When I’m sick, all bets are off. I just don’t give a fuck and it feels nice.

It’s weird because it’s like when I’m sick, it’s the only time where I give myself permission to do absolutely nothing. In a very strange way, being sick to me is like being on vacation.

Wow, that’s fucked up. It’s just like Cameron in “Ferriss Bueler’s Day Off”.


Anyway, It’s times like this where I realize just how much energy I put into being someone who comes off as likable for the sake of a job. Even if it’s a little bit. I’m sure it comes with the territory with any job.


But if I’m being honest with myself, I can recognize the fact that I try to be a good person while also recognizing my feelings of how vital it is that I am authentic with anyone that I meet. As a person, as a musician and as a teacher. This might put some people off who know me personally on some level and aren’t used to me expressing myself this way because y’know, most of the time, I’d say I’m a pretty happy dude. I try to be at least. Maybe it’s the trying that takes so much energy sometimes. Not every day is perfect.


I also hate it when I get sick


Usually because in the past, I couldn’t afford to take time off of work as a music teacher so I would sit in a room with no soundproofing, drums above me, guitars to the right of me and a child anywhere from the age of 7 to 17 expecting me to teach them something.


And rightly so. It’s not their fault that I’m sick.


Unless it is. I know it was one of you fuckers that did this to me grrrrr……..(shakes fist angrily at the sky)


So there I am. In a position where I really shouldn’t have shown up.


All the while my skin hurts, my head is throbbing, every loud sound feels like it fills the entire room and I just want to go to bed.


“But I’m there, I can’t shortchange the staff at the school on such short notice, I can just tough it out. If I can get through the day, I should be alright.”


Does this sound like you?


This was 100% me.


Here’s why this is incredibly selfish


I was so trapped in my own self absorbed little world that I never considered the risks of me going to work would outweigh the risks of me staying home.


Like, for example, the fact that I could potentially get anyone and everyone sick that I came in contact with at the school. This includes the staff and a percentage of the 200 students who attend.
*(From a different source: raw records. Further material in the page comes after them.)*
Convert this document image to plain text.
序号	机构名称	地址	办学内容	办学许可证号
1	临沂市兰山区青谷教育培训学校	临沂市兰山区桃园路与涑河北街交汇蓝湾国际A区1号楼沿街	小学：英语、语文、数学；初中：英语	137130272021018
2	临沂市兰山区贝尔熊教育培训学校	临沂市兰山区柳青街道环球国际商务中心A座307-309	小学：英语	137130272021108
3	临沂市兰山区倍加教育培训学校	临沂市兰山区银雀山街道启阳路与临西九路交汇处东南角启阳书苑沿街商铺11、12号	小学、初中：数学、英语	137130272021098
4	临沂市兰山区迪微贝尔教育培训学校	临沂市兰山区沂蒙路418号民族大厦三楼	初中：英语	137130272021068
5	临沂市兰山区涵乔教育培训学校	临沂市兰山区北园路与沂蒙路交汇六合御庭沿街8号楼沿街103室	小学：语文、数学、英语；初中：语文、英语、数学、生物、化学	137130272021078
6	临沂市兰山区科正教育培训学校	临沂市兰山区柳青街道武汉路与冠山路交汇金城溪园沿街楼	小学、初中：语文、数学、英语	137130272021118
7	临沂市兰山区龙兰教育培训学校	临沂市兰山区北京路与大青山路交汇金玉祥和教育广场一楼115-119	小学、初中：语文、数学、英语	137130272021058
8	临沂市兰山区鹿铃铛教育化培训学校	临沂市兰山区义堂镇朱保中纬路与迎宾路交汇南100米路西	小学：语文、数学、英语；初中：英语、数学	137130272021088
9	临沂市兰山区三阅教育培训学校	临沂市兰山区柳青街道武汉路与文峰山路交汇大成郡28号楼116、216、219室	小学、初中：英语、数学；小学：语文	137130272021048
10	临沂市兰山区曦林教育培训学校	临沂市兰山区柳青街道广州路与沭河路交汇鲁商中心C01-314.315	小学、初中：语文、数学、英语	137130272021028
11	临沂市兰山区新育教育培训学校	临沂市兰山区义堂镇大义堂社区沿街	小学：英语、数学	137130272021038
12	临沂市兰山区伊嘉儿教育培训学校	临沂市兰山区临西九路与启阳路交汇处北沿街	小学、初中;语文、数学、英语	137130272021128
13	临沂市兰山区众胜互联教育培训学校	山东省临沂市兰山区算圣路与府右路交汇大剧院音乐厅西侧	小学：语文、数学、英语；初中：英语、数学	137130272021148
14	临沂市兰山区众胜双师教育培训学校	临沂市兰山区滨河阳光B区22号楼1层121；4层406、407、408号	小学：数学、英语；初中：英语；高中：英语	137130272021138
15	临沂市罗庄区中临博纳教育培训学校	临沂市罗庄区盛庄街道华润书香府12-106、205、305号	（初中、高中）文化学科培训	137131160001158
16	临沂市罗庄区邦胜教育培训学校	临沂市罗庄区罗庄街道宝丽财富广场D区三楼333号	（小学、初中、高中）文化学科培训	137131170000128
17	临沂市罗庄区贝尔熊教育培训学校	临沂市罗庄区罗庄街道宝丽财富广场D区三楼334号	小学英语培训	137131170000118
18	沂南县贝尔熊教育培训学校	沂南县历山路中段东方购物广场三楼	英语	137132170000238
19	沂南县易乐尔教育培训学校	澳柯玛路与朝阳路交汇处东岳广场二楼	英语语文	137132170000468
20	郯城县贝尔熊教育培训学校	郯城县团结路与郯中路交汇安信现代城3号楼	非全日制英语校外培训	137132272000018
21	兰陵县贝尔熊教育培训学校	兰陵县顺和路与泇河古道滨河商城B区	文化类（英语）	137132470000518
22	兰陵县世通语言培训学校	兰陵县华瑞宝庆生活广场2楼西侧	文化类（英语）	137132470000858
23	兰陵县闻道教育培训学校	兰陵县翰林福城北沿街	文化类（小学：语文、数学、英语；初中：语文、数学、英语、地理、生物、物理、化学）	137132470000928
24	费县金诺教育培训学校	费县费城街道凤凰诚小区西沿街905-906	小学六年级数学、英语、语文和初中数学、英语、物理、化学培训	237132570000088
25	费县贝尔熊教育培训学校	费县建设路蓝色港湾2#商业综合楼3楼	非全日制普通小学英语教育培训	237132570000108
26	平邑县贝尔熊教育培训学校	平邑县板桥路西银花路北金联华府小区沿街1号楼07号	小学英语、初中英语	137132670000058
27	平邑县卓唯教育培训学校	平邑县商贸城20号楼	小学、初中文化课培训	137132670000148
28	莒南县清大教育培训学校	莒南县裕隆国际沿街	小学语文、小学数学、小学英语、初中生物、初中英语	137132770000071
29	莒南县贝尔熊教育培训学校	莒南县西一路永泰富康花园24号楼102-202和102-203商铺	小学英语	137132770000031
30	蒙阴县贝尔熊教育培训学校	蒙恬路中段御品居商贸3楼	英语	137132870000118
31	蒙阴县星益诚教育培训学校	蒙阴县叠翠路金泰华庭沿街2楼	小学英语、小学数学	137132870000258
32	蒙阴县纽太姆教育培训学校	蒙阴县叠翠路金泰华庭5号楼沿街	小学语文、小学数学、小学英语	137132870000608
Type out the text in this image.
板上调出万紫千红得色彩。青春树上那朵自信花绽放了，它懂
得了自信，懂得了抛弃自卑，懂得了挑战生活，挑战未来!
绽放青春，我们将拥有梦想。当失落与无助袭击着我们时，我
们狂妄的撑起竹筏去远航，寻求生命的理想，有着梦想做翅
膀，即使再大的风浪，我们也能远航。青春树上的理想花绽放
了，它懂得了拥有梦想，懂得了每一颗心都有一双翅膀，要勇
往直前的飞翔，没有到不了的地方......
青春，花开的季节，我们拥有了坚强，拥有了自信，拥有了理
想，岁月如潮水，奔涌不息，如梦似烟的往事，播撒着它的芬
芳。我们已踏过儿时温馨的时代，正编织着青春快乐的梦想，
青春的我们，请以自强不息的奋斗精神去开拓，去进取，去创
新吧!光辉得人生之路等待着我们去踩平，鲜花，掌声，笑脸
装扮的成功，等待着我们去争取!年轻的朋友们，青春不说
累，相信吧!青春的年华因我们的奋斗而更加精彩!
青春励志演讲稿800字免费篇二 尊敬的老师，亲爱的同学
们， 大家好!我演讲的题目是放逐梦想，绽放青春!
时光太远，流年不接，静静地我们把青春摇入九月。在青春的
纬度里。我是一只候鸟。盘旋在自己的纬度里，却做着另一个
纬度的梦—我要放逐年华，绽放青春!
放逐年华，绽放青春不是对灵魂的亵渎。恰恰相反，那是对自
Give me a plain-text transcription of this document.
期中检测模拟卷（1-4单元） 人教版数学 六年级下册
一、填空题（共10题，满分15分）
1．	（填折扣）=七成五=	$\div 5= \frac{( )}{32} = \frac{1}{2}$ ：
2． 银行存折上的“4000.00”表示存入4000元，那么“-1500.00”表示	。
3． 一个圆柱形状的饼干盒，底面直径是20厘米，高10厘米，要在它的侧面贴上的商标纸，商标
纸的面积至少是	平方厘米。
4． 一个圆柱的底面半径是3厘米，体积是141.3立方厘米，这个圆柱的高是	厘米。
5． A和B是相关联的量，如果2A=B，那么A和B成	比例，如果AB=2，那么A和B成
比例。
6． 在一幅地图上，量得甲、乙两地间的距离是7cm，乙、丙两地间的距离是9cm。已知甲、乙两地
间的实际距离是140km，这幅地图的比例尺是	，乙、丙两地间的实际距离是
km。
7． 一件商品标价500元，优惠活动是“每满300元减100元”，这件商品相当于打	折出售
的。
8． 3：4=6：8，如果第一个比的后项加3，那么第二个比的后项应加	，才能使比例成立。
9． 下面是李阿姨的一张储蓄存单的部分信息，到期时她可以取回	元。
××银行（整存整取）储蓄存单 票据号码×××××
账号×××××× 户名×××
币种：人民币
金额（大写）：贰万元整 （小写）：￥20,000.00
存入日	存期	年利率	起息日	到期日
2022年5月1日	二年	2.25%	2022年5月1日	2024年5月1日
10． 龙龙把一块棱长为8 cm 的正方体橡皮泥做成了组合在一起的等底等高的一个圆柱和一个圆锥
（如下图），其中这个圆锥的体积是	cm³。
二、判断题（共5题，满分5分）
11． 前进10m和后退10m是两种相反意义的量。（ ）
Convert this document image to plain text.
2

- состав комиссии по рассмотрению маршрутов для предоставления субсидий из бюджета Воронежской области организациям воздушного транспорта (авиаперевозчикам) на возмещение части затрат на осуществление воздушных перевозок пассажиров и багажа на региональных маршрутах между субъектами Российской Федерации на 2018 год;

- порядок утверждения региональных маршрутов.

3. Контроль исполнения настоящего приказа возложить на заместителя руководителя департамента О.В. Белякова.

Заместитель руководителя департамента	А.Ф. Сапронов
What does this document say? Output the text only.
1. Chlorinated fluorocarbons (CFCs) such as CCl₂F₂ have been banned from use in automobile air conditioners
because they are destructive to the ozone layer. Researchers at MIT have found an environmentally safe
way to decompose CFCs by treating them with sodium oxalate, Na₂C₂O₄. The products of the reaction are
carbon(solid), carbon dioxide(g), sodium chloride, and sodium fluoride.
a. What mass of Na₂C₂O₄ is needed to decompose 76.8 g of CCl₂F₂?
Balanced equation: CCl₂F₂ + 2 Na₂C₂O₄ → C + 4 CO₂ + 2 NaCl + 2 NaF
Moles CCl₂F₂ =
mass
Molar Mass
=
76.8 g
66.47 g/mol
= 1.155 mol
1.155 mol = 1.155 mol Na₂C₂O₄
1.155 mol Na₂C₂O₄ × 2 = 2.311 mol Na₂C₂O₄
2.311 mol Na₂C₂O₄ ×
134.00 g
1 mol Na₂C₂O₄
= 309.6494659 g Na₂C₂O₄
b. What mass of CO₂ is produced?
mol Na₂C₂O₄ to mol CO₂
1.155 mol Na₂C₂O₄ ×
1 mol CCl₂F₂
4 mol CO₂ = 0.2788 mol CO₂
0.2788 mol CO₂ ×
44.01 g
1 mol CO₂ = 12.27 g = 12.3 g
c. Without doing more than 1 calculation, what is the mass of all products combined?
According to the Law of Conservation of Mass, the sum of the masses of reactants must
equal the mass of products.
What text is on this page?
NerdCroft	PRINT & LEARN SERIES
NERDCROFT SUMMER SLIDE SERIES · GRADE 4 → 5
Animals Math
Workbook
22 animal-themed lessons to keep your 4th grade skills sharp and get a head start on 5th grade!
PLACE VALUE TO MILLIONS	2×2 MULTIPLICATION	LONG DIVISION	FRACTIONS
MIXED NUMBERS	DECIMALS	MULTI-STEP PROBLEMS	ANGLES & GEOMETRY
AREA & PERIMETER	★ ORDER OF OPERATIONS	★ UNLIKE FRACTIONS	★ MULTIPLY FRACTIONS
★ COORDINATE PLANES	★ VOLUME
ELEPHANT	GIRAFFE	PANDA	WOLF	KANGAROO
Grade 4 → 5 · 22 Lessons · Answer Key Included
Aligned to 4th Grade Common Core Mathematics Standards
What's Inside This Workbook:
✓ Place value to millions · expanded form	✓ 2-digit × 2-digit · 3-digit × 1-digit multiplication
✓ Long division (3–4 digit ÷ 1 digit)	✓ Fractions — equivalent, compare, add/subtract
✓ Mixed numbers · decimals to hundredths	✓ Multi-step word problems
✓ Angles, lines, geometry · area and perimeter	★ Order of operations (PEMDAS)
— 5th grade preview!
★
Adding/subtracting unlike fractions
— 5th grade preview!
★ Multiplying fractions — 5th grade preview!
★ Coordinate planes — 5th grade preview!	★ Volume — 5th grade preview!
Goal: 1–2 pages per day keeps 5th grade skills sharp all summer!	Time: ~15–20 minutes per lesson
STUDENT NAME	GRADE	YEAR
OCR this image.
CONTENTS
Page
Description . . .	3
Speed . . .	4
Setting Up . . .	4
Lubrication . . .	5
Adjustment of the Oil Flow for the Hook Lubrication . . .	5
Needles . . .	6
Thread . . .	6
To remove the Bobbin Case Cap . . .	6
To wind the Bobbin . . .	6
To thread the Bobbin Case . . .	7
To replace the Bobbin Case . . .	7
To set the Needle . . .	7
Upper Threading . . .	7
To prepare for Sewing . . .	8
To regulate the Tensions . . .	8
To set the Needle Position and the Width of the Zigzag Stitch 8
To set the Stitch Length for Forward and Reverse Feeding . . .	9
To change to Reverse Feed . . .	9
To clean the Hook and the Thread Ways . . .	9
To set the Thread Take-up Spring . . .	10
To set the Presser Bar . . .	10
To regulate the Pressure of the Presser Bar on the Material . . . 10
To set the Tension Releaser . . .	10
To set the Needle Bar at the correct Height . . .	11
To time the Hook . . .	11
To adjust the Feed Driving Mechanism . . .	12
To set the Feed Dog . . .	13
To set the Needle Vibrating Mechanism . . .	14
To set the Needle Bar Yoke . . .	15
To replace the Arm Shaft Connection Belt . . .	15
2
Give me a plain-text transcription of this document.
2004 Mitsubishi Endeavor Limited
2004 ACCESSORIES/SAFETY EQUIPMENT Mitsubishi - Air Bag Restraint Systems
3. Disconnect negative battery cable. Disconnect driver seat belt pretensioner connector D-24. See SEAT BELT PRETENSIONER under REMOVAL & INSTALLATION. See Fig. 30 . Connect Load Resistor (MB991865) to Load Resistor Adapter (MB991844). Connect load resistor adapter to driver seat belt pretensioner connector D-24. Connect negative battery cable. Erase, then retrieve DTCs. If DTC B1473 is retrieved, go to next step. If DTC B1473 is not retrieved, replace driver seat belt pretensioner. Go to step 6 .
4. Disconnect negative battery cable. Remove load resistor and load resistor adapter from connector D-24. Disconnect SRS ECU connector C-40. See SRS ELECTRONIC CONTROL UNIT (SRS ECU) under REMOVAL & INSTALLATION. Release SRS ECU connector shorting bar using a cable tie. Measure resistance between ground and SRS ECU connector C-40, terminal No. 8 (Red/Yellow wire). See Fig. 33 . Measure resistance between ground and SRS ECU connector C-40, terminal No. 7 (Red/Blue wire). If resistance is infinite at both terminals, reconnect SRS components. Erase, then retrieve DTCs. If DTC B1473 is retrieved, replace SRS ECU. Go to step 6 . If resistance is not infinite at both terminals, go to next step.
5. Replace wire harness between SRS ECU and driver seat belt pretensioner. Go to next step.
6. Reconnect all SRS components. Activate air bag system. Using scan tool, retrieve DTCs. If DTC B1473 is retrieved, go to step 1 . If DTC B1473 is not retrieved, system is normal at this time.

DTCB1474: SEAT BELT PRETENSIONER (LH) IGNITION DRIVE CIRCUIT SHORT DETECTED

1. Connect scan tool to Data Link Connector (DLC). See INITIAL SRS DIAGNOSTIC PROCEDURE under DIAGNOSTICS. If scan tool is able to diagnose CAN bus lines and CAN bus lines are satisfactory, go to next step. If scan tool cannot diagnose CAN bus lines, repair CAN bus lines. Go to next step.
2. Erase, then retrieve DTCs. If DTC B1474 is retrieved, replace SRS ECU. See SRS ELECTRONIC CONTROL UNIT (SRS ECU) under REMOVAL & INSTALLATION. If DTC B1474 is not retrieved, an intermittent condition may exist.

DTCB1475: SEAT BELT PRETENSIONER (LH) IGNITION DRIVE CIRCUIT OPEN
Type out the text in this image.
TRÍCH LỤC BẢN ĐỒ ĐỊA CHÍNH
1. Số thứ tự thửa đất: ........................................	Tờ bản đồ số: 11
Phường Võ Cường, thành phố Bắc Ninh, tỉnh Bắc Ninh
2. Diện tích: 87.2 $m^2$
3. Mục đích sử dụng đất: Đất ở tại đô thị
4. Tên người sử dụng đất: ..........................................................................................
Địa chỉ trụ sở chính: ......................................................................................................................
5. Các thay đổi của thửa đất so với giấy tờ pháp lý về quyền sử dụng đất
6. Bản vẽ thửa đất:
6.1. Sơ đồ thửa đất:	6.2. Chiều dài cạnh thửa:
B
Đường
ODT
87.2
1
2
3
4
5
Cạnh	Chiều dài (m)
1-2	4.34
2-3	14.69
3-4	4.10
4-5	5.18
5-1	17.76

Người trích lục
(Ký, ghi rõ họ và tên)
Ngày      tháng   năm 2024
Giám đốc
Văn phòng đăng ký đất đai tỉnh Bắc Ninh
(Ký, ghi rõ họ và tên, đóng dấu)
Let’s say I do show up. Let’s say I’m there for 5 hours and have a full day of students. I now have risked losing a day anyway because, in theory, I’ve exposed them all to my illness which will cause them to call out of their lessons next week.


Let's say that it spreads to the staff. Well, then that will result in those staff members doing one of two things.


Either 1.) Taking the day off and shortchanging the school


Or 2.) Doing the same thing I’m doing and risking even more people at the school to get sick.


I guess what I’m trying to get across here is that I’ve realized over time that when you take care of yourself, you’re not just taking care of you. You may also be protecting others around you.

Think about it.


You may already think along those lines. I totally did. I thought “Y’know, I can no longer bend over backwards to help others who won’t help themselves .” And in this case, I was talking about more interpersonal situations but I kind of compartmentalized that in my head.


I didn’t think about it in other areas of my life.


Like even something as simple as taking the day off from work if you have the flu. My fear of losing the money (since there were no paid sick days) fed this selfish mindset of “I have to just tough it out”. I didn’t consider the others around me that I was putting at risk.


(Whew) I feel better!


Thanks for reading! Can you relate? Let me know if you do. Honestly, I feel very uneasy writing about this because somewhere in my mind, it’s like I don’t want to let people know that I’m human and have bad days too but…I mean that’s half the reason why I do music in the first place.


You gotta let the demons out somehow.